I’ve never seen a Bond film like this before – and I have nothing but praise for the change. What viewers won’t find here are goofy villains with insane world-conquest schemes (though “Skyfall” is not without its humorous moments). The narrative cohesion of “Skyfall” is head-and-shoulders above Bond films of earlier days – rather than a series of action segments held together by the thinnest of implausible plots, this movie works as a holistic unit. Not only that, but it’s riveting – a word I never thought I’d use to describe a Bond film.
What this film is really about, though, is the clash between the world of yore and the world of today. James Bond, now in his 50th year of gracing silver screens, is a relic of the Cold War whose latest endeavors have been scattershot at best. In “Skyfall,” for the first time, Bond is thrust headlong into a chaotic new world of shadowy nationless attackers. He may carry a Walther PPK, but physical bullets can’t strike distant criminals hunched over glowing computers. One might think that the very raison d’être of the series is worth questioning at this point – and that’s precisely what “Skyfall” does with aplomb.
Silva is a genuinely terrifying antagonist for one reason alone: he is relevant. Viewers have seen angst-ridden psychotic killers before…but few who choose to manifest their rage via sophisticated electronic retaliation. With the threat of cyberterrorism constantly growing, “Skyfall” offers a disturbing vision of future warfare…while simultaneously recalling the heroic ideals of times gone by.
And this is where “Skyfall” soars. “Casino Royale” was an outstanding film, but it didn’t feel like a James Bond movie. “Quantum of Solace” merits no discussion. “Skyfall” finally hits the sweet spot – updating Bond’s conflict and providing a tightly structured story, yet never forgetting the series’ roots. I won’t spoil the ending, but suffice it to say that it’s fantastic.
The technical merits of the film also deserve a special mention. Mercifully, the shaky-cam style popularized by “Bourne” and its ilk is almost completely gone here. (For that matter, I don’t recall any straight-up car chases either…these interminable sequences are not missed.) Instead, “Skyfall” is beautifully filmed, taking its time rather than jumping from shot to shot. It gives the movie a richer, heavier texture that complements the gravity of its storytelling. Adele’s theme song also deserves a special mention here…and the abstract opening-title sequence, over which the song plays, is one of the series’ finest.
I do have one quibble with this otherwise exceptional movie. Director Sam Mendes said in pre-release interviews that he and his crew watched Christopher Nolan’s films for inspiration…and while that makes for incredible cinema, the influence of “The Dark Knight” is perhaps too undiluted here.
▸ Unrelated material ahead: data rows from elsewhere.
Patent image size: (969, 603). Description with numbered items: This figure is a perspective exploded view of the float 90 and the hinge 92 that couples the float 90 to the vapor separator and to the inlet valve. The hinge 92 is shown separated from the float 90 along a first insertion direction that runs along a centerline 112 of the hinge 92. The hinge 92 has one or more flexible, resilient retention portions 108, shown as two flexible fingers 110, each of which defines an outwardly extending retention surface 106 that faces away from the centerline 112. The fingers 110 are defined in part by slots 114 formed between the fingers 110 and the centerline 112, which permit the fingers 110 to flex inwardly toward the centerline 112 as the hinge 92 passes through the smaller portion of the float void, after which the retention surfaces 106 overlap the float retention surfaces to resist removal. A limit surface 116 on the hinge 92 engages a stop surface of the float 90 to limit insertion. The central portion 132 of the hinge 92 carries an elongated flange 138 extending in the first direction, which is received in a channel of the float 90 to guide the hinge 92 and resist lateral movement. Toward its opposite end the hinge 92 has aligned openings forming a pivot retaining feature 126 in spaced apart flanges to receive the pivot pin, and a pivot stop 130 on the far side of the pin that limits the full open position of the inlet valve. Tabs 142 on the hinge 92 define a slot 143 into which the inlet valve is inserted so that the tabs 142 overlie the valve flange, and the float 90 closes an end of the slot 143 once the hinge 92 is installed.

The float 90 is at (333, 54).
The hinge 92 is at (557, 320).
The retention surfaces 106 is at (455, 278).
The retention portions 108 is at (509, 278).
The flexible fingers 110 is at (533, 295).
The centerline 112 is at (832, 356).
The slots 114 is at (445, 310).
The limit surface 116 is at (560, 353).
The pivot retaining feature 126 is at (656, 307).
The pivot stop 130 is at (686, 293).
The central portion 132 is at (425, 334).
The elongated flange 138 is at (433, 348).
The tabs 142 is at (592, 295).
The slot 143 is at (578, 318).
There’s a lengthy sequence midway through the film that feels familiar…perhaps too familiar. Certain key elements (disfigured laughing villain who constantly seems to be a step ahead of the authorities, a fierce interrogation scene that goes horribly awry, the antagonist disguising himself as a police officer, an ancestral home playing a key role) are just a bit too reminiscent of Nolan’s Batman to seem entirely original. That said, they’re deployed masterfully…it’s simply a minor distraction.
Further borrowing from Nolan’s playbook, there are some really interesting themes on display here – moral idealism vs. pragmatism, the necessity of sacrifice, and the realities of growing older, among others – but these are mostly left unexplored. Given that this is a Bond film, and the mere inclusion of such elements is a rarity, it’s enough to mention that “Skyfall” is a bit more cerebral than one might expect.
Any fans of this franchise already know what kind of objectionable content they’re in for – innuendo-laced dialogue, brief sexual imagery, and loads of mostly bloodless violence. It’s a Bond film, and that doesn’t change here.
Is it worth seeing? Absolutely. Whether or not you’re a fan of James Bond, “Skyfall” is a grand achievement that demands to be experienced. Highly recommended.
A wickedly intense and utterly compelling blockbuster…and my favorite Bond movie of all time.